The FeedFlow project uses an AI-based platform designed to unify data streams from farms and processing factories by delivering real-time data on flock welfare and early warnings of potential issues. Alongside this, fortified BSF larvae delivers a nutrient boost that tackles health challenges, and the LCA, led by Jess Callaghan and Professor Julieanna Powell-Turner from the University of Chester, is assessing the global warming potential to prevent a race to the bottom in emissions.

Bridge poultry farming data with factory insights

CREST at the University of Chester has also been awarded a £1.5 million grant from the government’s Transforming Food Production Challenge fund, through Innovate UK, for the NetFLOX360 partnership project. The university is part of the NetFLOX360 consortium which, in line with the FeedFlow project, aims to ‘bridge poultry farming data with factory insights using AI for sustainable growth’. Led by FLOX, and the UK’s largest poultry producer, 2SFG (2 Sisters Food Group), NetFLOX360 will further develop the innovative, FLOX AI-based platform for large-scale poultry entities.

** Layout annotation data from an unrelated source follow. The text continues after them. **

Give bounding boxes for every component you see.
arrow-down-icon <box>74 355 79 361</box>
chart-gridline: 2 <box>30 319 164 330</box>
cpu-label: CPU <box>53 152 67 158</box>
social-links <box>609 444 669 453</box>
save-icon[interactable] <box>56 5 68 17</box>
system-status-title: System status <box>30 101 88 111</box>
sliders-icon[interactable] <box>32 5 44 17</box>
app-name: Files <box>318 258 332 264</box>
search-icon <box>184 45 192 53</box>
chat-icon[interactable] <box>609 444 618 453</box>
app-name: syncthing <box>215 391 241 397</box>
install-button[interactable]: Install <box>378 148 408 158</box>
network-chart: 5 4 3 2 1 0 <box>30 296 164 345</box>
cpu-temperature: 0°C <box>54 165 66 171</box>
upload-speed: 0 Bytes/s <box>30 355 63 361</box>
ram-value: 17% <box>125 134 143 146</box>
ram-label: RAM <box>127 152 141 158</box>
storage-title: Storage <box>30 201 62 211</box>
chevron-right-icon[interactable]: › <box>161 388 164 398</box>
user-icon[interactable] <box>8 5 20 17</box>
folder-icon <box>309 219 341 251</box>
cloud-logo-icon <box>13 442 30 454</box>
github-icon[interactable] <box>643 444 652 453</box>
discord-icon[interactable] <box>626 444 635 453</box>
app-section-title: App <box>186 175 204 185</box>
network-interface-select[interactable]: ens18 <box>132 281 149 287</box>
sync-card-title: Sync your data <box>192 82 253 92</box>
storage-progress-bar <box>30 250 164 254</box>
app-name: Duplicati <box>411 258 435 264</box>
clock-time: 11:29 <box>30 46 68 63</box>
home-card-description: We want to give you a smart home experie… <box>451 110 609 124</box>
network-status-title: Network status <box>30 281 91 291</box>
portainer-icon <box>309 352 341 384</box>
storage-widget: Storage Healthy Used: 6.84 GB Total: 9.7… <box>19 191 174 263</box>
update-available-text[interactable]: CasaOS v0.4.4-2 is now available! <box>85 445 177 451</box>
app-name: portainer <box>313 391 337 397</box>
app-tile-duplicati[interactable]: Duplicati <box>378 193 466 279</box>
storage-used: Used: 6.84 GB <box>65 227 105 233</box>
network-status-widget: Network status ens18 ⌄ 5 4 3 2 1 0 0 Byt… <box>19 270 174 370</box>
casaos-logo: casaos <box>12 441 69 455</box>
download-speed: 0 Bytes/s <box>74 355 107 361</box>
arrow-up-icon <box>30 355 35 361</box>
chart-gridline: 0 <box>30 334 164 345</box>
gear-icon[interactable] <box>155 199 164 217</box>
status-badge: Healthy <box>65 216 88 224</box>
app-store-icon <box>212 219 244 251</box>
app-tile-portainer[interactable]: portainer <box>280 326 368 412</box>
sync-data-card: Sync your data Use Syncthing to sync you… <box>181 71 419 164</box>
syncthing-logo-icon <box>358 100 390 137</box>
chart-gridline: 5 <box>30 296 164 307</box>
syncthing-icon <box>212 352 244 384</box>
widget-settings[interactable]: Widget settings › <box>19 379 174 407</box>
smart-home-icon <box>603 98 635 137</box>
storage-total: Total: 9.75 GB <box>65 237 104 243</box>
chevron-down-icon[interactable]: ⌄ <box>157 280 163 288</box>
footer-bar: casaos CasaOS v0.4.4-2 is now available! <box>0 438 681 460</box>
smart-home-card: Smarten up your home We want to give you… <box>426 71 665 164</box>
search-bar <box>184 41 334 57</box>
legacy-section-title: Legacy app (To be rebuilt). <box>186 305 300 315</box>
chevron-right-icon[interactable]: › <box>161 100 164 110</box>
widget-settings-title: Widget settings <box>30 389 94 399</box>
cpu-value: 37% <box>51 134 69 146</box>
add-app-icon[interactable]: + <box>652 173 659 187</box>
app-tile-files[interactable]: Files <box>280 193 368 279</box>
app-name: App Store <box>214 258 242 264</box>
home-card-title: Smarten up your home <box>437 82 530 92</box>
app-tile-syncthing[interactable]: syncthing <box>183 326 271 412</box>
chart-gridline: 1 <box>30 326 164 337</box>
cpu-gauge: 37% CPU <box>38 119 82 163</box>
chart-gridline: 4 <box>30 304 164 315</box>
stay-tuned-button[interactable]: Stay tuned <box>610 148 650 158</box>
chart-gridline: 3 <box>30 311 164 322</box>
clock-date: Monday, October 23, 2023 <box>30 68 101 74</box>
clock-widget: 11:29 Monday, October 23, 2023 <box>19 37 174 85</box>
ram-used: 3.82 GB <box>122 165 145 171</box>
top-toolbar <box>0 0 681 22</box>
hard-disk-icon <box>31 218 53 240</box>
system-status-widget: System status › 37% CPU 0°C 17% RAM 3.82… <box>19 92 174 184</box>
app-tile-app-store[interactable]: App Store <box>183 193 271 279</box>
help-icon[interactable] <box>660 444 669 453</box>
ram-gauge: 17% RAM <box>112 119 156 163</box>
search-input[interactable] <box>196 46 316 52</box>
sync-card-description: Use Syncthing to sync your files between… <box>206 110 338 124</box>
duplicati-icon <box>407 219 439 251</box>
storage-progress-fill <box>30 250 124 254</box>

With the poultry supply chain currently hampered by a lack of real data across the entire value chain, Dr Kennedy Mutua at CREST said NetFLOX360 sought to fill this gap. It will enable the integration of algorithms into a cloud-based platform while engaging with poultry producers and processors, researchers, and policymakers, to provide a tool that offers easy access and informed decision-making based on real data.

Intelligent technologies

Imtiaz Shams, the CEO of Flox, highlighted how intelligent technologies were making a real difference to poultry farmers to increase their productivity while promoting poultry welfare and sustainability. He outlined how through the FLOX Machine Vision, real-time insights with producers and processors can be shared along the value chain through dashboards.

Prof Julieanna Powell-Turner, associate dean of Research and Innovation at the University of Chester, explained more about the importance of the projects. She said that despite advancements in production efficiency, the poultry industry faced persistent issues, including poor leg health, high mortality rates, and variable feed efficiency, while poultry production contributed notably to ammonia emissions in the UK. She outlined how it was recognised that UK production systems must evolve and the 2 projects and their forward-thinking approaches aimed to set new standards for welfare and efficiency in the industry.

Quantifying the benefit

Professor Emily Burton, director of the Safety and Sustainability Research Theme at Nottingham Trent University, added: “As the environmental cost of food production becomes of increasing concern to consumers, quantifying the impact of interventions via LCA analysis is becoming an essential tool in driving forward change: interventions usually cost money, so quantifying the benefit helps in decision-making.”